Incentive Federation Welcomes New OSHA Clarification
An Oct. 11 memo clarifies OSHA's position that 29 CFR 1904.35(b)(1)(iv) does not prohibit workplace safety incentive programs or post-incident drug testing.
An Oct. 11 memorandum to OSHA regional administrators and state designees from Kim Stille, acting director of enforcement programs at OSHA, clarifies that the agency's position is that 29 CFR 1904.35(b)(1)(iv) does not prohibit workplace safety incentive programs or post-incident drug testing. This is significant because OSHA had taken a negative view of safety incentives under the leadership of OSHA Assistant Secretary Dr. David Michaels, who was the agency's leader during the Obama administration.
In a final rule published on May 12, 2016, OSHA amended 29 CFR 1904.35 to add a provision prohibiting employers from retaliating against employees for reporting work-related injuries or illnesses. In the preamble to the final rule and in interpretive documents, OSHA discussed how the rule could apply to action taken under workplace safety incentive programs and post-incident drug testing policies.
The Incentive Federation Inc.'s October 2018 Bulletin calls the memo "surprising and important" and quotes from a blog post about the memo by Brian Galonek, CPIM, president of All Star Incentive Marketing, who is on the federation's board of directors. Galonek explains that the prior OSHA position on safety incentive programs resulted from "hearing stories of abuses created from poorly designed programs and their reaction/overreaction to doing something about it. To be clear," he continues, "the companies that created such programs weren't trying to be malicious or subversive in creating them, they too were just looking for a safer workforce. That said, those poorly designed programs did earn the distrust they received. They often featured overly large awards (pickup trucks and trips to Hawaii) that were given in a sweepstakes type drawing to one winner. With a design like that it was no wonder that accident/injury hiding would take place."
"The bottom line is properly built safety incentive programs are created with the best intentions, do work, and benefit everyone involved," Galonek writes.
The OSHA memo supports that belief, saying that the agency "believes that many employers who implement safety incentive programs and/or conduct post-incident drug testing do so to promote workplace safety and health. In addition, evidence that the employer consistently enforces legitimate work rules (whether or not an injury or illness is reported) would demonstrate that the employer is serious about creating a culture of safety, not just the appearance of reducing rates. Action taken under a safety incentive program or post-incident drug testing policy would only violate 29 C.F.R. § 1904.35(b)(1)(iv) if the employer took the action to penalize an employee for reporting a work-related injury or illness rather than for the legitimate purpose of promoting workplace safety and health.

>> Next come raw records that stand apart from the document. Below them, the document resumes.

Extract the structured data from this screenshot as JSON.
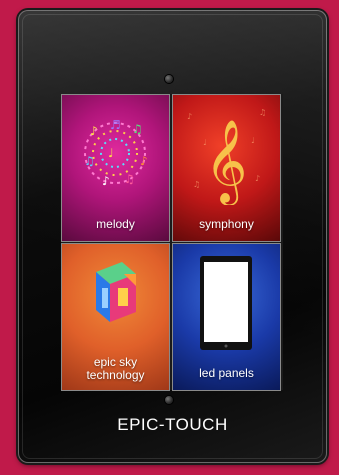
{
  "tiles": [
    {
      "label": "melody",
      "icon": "music-notes-swirl-icon"
    },
    {
      "label": "symphony",
      "icon": "treble-clef-icon"
    },
    {
      "label_line1": "epic sky",
      "label_line2": "technology",
      "icon": "epic-sky-cube-logo-icon"
    },
    {
      "label": "led panels",
      "icon": "tablet-screen-icon"
    }
  ],
  "brand": "EPIC-TOUCH",
  "colors": {
    "frame_background": "#c01a4a",
    "melody_tile": "#b0157a",
    "symphony_tile": "#c01818",
    "epic_tile": "#e0602a",
    "led_tile": "#1a3aa8"
  }
}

"Incentive programs can be an important tool to promote workplace safety and health. One type of incentive program rewards workers for reporting near-misses or hazards, and encourages involvement in a safety and health management system. Positive action taken under this type of program is always permissible under 1904.35(b)(1)(iv). Another type of incentive program is rate-based and focuses on reducing the number of reported injuries and illnesses. This type of program typically rewards employees with a prize or bonus at the end of an injury-free month or evaluates managers based on their work unit’s lack of injuries," the memo says. "Rate-based incentive programs are also permissible under 1904.35(b)(1)(iv) as long as they are not implemented in a manner that discourages reporting. Thus, if an employer takes a negative action against an employee under a rate-based incentive program, such as withholding a prize or bonus because of a reported injury, OSHA would not cite the employer under 1904.35(b)(1)(iv) as long as the employer has implemented adequate precautions to ensure that employees feel free to report an injury or illness."
It says most instances of workplace drug testing are permissible under 1904.35(b)(1)(iv), listing these as examples of permissible drug testing:
- Random drug testing
- Drug testing unrelated to the reporting of a work-related injury or illness
- Drug testing under a state workers' compensation law
- Drug testing under other federal law, such as a U.S. Department of Transportation rule
- Drug testing to evaluate the root cause of a workplace incident that harmed or could have harmed employees. (Here, the memo says if an employer chooses to use drug testing to investigate the incident, the employer should test all employees whose conduct could have contributed to the incident, not just employees who reported injuries.